While the sled pull is a great exercise for building the muscles along your back, it’s very much a “slow strength” exercise. “Fast strength” or power has a greater carryover to certain sports like rowing or boxing, and can also be useful in triggering greater gains in muscular hypertrophy. A powerful contraction of the back can be seen in training movements like the Pendlay row – another useful exercise for back training.
The act of pulling a sled can be easily modified to achieve a similar training effect. Either a long rope pinned under weight plates or a TRX attachment can be used with a sled to allow one to perform the sled yank.
(video shown uses the “high elbow” placement)
Location and equipment courtesy of TripleFit
In essence, the sled yank is an explosive face pull-horizontal row combo. There are two ways you can perform the sled yank. Positioning the elbows near shoulder height utilises more of the middle back and the posterior shoulder, while keeping the elbows closer to the torso (about 45° from it) allows you to engage the lats to a greater degree. You can even combine both forms of movement into a combo, alternating between one and the other as you pull the sled.
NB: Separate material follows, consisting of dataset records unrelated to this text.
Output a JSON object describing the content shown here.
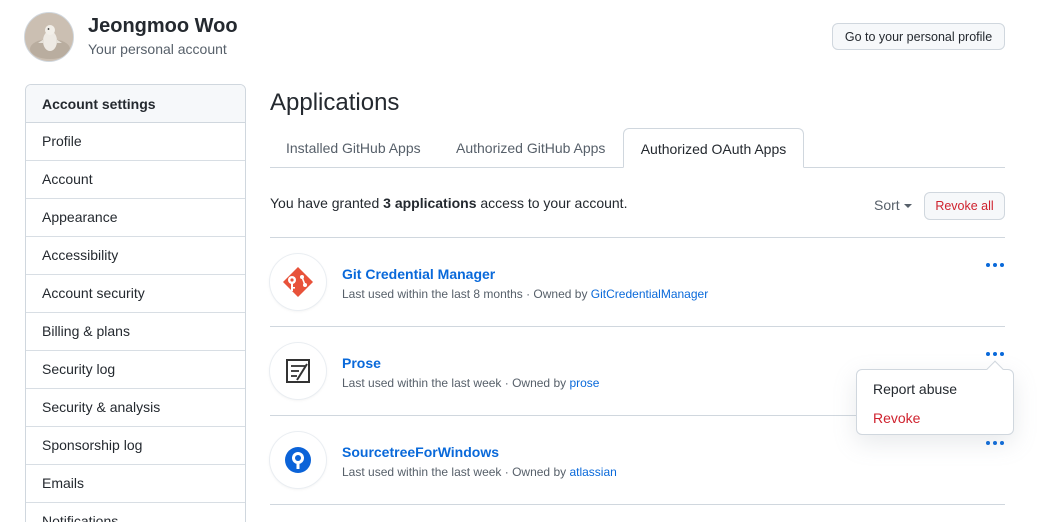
{
  "user": {
    "name": "Jeongmoo Woo",
    "subtitle": "Your personal account",
    "profile_button": "Go to your personal profile"
  },
  "sidebar": {
    "heading": "Account settings",
    "items": [
      {
        "label": "Profile"
      },
      {
        "label": "Account"
      },
      {
        "label": "Appearance"
      },
      {
        "label": "Accessibility"
      },
      {
        "label": "Account security"
      },
      {
        "label": "Billing & plans"
      },
      {
        "label": "Security log"
      },
      {
        "label": "Security & analysis"
      },
      {
        "label": "Sponsorship log"
      },
      {
        "label": "Emails"
      },
      {
        "label": "Notifications"
      }
    ]
  },
  "main": {
    "title": "Applications",
    "tabs": [
      {
        "label": "Installed GitHub Apps"
      },
      {
        "label": "Authorized GitHub Apps"
      },
      {
        "label": "Authorized OAuth Apps",
        "selected": true
      }
    ],
    "granted_prefix": "You have granted ",
    "granted_count": "3 applications",
    "granted_suffix": " access to your account.",
    "sort_label": "Sort",
    "revoke_all_label": "Revoke all",
    "apps": [
      {
        "name": "Git Credential Manager",
        "usage": "Last used within the last 8 months · Owned by ",
        "owner": "GitCredentialManager",
        "icon": "git-credential-manager-icon"
      },
      {
        "name": "Prose",
        "usage": "Last used within the last week · Owned by ",
        "owner": "prose",
        "icon": "prose-icon"
      },
      {
        "name": "SourcetreeForWindows",
        "usage": "Last used within the last week · Owned by ",
        "owner": "atlassian",
        "icon": "sourcetree-icon"
      }
    ],
    "menu": {
      "report_abuse": "Report abuse",
      "revoke": "Revoke"
    }
  },
  "colors": {
    "link": "#0969da",
    "danger": "#cf222e",
    "border": "#d0d7de",
    "muted": "#57606a"
  }
}
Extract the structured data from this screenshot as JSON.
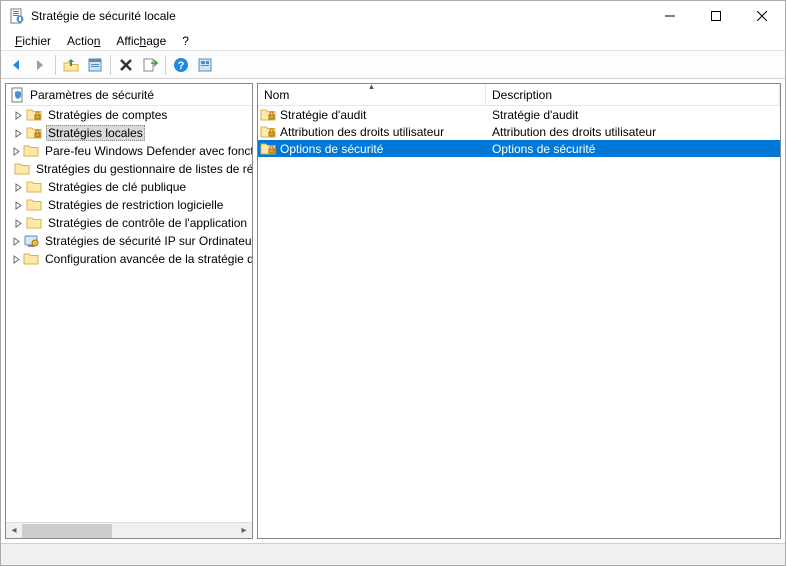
{
  "window": {
    "title": "Stratégie de sécurité locale"
  },
  "menubar": {
    "file": "Fichier",
    "action": "Action",
    "view": "Affichage",
    "help": "?"
  },
  "tree": {
    "header": "Paramètres de sécurité",
    "items": [
      {
        "label": "Stratégies de comptes",
        "icon": "folder-locked",
        "selected": false
      },
      {
        "label": "Stratégies locales",
        "icon": "folder-locked",
        "selected": true
      },
      {
        "label": "Pare-feu Windows Defender avec fonctions avancées de sécurité",
        "icon": "folder",
        "selected": false
      },
      {
        "label": "Stratégies du gestionnaire de listes de réseaux",
        "icon": "folder",
        "selected": false,
        "noExpander": true
      },
      {
        "label": "Stratégies de clé publique",
        "icon": "folder",
        "selected": false
      },
      {
        "label": "Stratégies de restriction logicielle",
        "icon": "folder",
        "selected": false
      },
      {
        "label": "Stratégies de contrôle de l'application",
        "icon": "folder",
        "selected": false
      },
      {
        "label": "Stratégies de sécurité IP sur Ordinateur local",
        "icon": "ipsec",
        "selected": false
      },
      {
        "label": "Configuration avancée de la stratégie d'audit",
        "icon": "folder",
        "selected": false
      }
    ]
  },
  "list": {
    "columns": {
      "name": "Nom",
      "description": "Description"
    },
    "rows": [
      {
        "name": "Stratégie d'audit",
        "description": "Stratégie d'audit",
        "icon": "folder-locked",
        "selected": false
      },
      {
        "name": "Attribution des droits utilisateur",
        "description": "Attribution des droits utilisateur",
        "icon": "folder-locked",
        "selected": false
      },
      {
        "name": "Options de sécurité",
        "description": "Options de sécurité",
        "icon": "folder-locked",
        "selected": true
      }
    ]
  }
}
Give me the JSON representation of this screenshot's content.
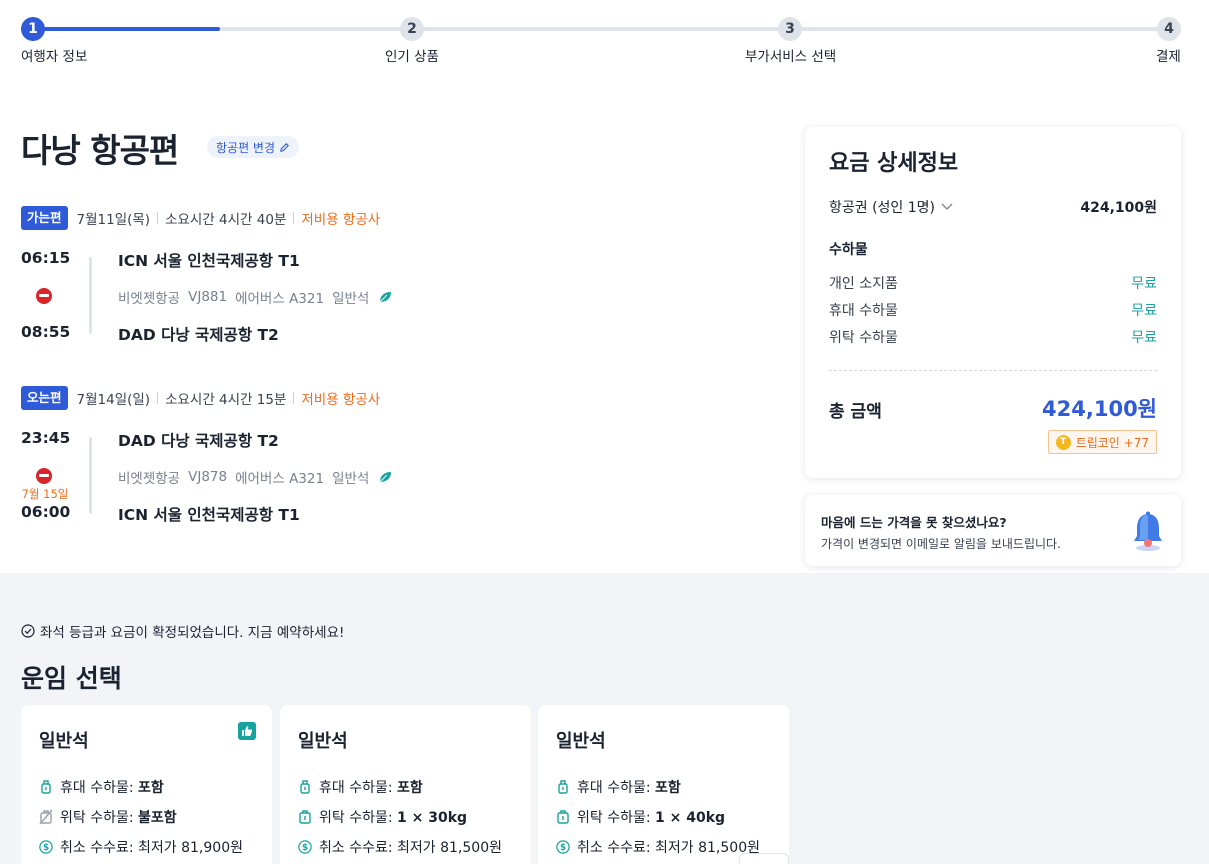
{
  "stepper": {
    "steps": [
      {
        "number": "1",
        "label": "여행자 정보"
      },
      {
        "number": "2",
        "label": "인기 상품"
      },
      {
        "number": "3",
        "label": "부가서비스 선택"
      },
      {
        "number": "4",
        "label": "결제"
      }
    ],
    "progress_fraction": 0.167
  },
  "header": {
    "title": "다낭 항공편",
    "change_flight_label": "항공편 변경"
  },
  "outbound": {
    "badge": "가는편",
    "date": "7월11일(목)",
    "duration": "소요시간 4시간 40분",
    "budget_label": "저비용 항공사",
    "depart_time": "06:15",
    "arrive_time": "08:55",
    "depart_airport": "ICN 서울 인천국제공항 T1",
    "arrive_airport": "DAD 다낭 국제공항 T2",
    "airline": "비엣젯항공",
    "flight_no": "VJ881",
    "aircraft": "에어버스 A321",
    "cabin": "일반석"
  },
  "return": {
    "badge": "오는편",
    "date": "7월14일(일)",
    "duration": "소요시간 4시간 15분",
    "budget_label": "저비용 항공사",
    "depart_time": "23:45",
    "arrive_time": "06:00",
    "next_day": "7월 15일",
    "depart_airport": "DAD 다낭 국제공항 T2",
    "arrive_airport": "ICN 서울 인천국제공항 T1",
    "airline": "비엣젯항공",
    "flight_no": "VJ878",
    "aircraft": "에어버스 A321",
    "cabin": "일반석"
  },
  "price_detail": {
    "title": "요금 상세정보",
    "fare_label": "항공권 (성인 1명)",
    "fare_value": "424,100원",
    "baggage_title": "수하물",
    "baggage": [
      {
        "label": "개인 소지품",
        "value": "무료"
      },
      {
        "label": "휴대 수하물",
        "value": "무료"
      },
      {
        "label": "위탁 수하물",
        "value": "무료"
      }
    ],
    "total_label": "총 금액",
    "total_value": "424,100원",
    "coin_label": "트립코인 +77"
  },
  "price_alert": {
    "title": "마음에 드는 가격을 못 찾으셨나요?",
    "subtitle": "가격이 변경되면 이메일로 알림을 보내드립니다."
  },
  "fare_selection": {
    "confirm_note": "좌석 등급과 요금이 확정되었습니다. 지금 예약하세요!",
    "title": "운임 선택",
    "cards": [
      {
        "title": "일반석",
        "recommended": true,
        "features": [
          {
            "label": "휴대 수하물: ",
            "value": "포함",
            "icon": "carry-on-bag-icon"
          },
          {
            "label": "위탁 수하물: ",
            "value": "불포함",
            "icon": "no-checked-bag-icon"
          },
          {
            "label": "취소 수수료: ",
            "value": "최저가 81,900원",
            "icon": "dollar-icon"
          }
        ]
      },
      {
        "title": "일반석",
        "recommended": false,
        "features": [
          {
            "label": "휴대 수하물: ",
            "value": "포함",
            "icon": "carry-on-bag-icon"
          },
          {
            "label": "위탁 수하물: ",
            "value": "1 × 30kg",
            "icon": "checked-bag-icon"
          },
          {
            "label": "취소 수수료: ",
            "value": "최저가 81,500원",
            "icon": "dollar-icon"
          }
        ]
      },
      {
        "title": "일반석",
        "recommended": false,
        "features": [
          {
            "label": "휴대 수하물: ",
            "value": "포함",
            "icon": "carry-on-bag-icon"
          },
          {
            "label": "위탁 수하물: ",
            "value": "1 × 40kg",
            "icon": "checked-bag-icon"
          },
          {
            "label": "취소 수수료: ",
            "value": "최저가 81,500원",
            "icon": "dollar-icon"
          }
        ]
      }
    ]
  },
  "colors": {
    "accent": "#2f5bd8",
    "budget": "#ef6b1a",
    "free": "#17a3a0",
    "section_bg": "#f2f4f8"
  }
}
Despite its use as an upper-body power movement, the sled yank lends itself well to conditioning protocols as well. Like other sled-based movements, the sled yank is a concentric-only exercise. This means that there is no eccentric portion of the movement (where the muscle lengthens), allowing for a greater training volume and frequency without adverse effects.
The sled yank works best when it’s loaded heavy, otherwise the sled will almost quite literally come flying at you when you pull on it! Other than that, it’s important that you practice proper bracing during the pulling portion. Even if it is an upper-body exercise, you’re still exerting force into the ground. So, be sure to pack that torso!